I was just hoping to avoid having to convert to yet another format.  MassLynx databridge doesn't covert to mzXML, so I now have another step and another (roughly) doubling of hardrive space for each dataset.  I will try it though.


Re: CentWave error

Reply #6
Ralf,

When using xcmsRaw(), does the profstep value influence the mass accuracy of the raw data?  For example:

xr <- xcmsRaw("test.CDF", profstep=0.01)
write.mzdata(xr, file="test.mzData")

Will the native mass values be preserved better or worse using the a profstep value of 0.01 vs 0.5?  Can I use this if I want to preserve the accurate mass data?  Thanks again

Re: CentWave error

Reply #7
It will not affect the raw data (and its mass accuracy) in this example.
The xcmsRaw object always contains the complete, unmodified raw data.

The profile matrix is generated on the fly whenever needed.
Only some functions like findPeaks.matchedFilter make use of the so called profile matrix, where the bin size of this matrix is determined by the profStep value. Only for these functions the profStep value will have an effect on mass accuracy.
findPeaks.centWave for example does not use the profile matrix but reads the raw spectra directly.

Re: CentWave error

Reply #8
Hi,

write.mzdata() will write the exact values present in the original raw file.

profstep is a parameter for the creation of a re-sampled rectangular
intensity matrix used in some plotting functions and matchedFilter.

Yours,
Steffen
--
IPB Halle                          Mass spectrometry & Bioinformatics
Dr. Steffen Neumann         http://www.IPB-Halle.DE
Weinberg 3 06120 Halle     Tel. +49 (0) 345 5582 - 1470
sneumann(at)IPB-Halle.DE

Re: CentWave error

Reply #9
Thanks Steffen and Ralf.  My concerns are assuaged!  As a follow up then, does that profstep value have absolutely no influence on the conversion of cdf to mzData?  The smaller profstep values generate really big matrices that consume alot of memory - if there is not need to use a smaller profstep, I will set it relatively high.
corey

Re: CentWave error

Reply #10
You can just set it to zero  ;)

Re: CentWave error

Reply #11
even better!  Much obliged...

Re: CentWave error

Reply #12
I am trying to convert a bunch of files (~1600) from cdf to mzData, and am seeing behavior that reminds me of memory leak issues.  I am running R 2.15.1 64 bit. My code:

##load xcms library
rm(list=ls(all=TRUE))
library(xcms)
library(snow)
library(ncdf)
library(caTools)

seq<-read.csv(file="seq.csv", header=TRUE, row.names=1)
dim(seq)
dataset<-list.files(getwd(), pattern="CDF", recursive = FALSE)
length(dataset)
dataset<-as.vector(sapply(row.names(seq), grep, x = dataset, value = TRUE))
length(dataset)

for (i in 1:length(dataset)) {
xr <- xcmsRaw(dataset, profstep=0)
name<- dataset
name<-substr(name, 1, nchar(name)-4)
write.mzdata(xr, file=paste(name, ".mzData", sep=""))
rm(xr)
gc()
}


The symptoms:  It is a slow process writing mzData files.  On average, about 2.5 minutes per file.  The first 90ish files went fine, but then a low memory message was triggered, and my resource monitor indicated that I had no RAM left.  I am using all the R cleanup steps I know of to manage memory (rm() and gc()) but still ran out of memory, when I think I should not be.  Anyone see any bugs in the script or tips for preventing this?  It will take me weeks to do this 90 files at a time.  Thanks

Corey

Re: CentWave error

Reply #13
Yep... There is a memory leak in write.mzdata. You can show this if you just write the same data over and over again. Memory usage will increase.
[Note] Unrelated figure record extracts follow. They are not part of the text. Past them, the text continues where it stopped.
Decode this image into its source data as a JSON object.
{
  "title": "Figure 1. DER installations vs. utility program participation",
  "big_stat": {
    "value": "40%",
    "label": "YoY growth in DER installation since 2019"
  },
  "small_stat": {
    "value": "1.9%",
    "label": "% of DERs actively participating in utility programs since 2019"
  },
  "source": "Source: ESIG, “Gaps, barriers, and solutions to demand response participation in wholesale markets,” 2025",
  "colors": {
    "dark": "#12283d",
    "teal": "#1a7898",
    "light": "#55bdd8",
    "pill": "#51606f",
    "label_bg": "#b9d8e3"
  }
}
I tried to look at the code some time ago but couldn't find an obvious problem.

I hope someone will find time to fix this issue soon as I too wanted to use xcms as a batch converter.
I am hoping that the writing routine can be made more efficient too. It seems illogical that writing is so many many times slower than reading the data; maybe this is my lack of understanding of what needs to be done though. As I remember reading the code it looked like it is adding one scan at a time to the file. Maybe this is not an efficient way?
Blog: stanstrup.github.io

Re: CentWave error

Reply #14
addendum

I just realized after starting a new batch that I am actually running into huge memory consumption after < 10 files, and then it starts running slow for a long time before running out of memory.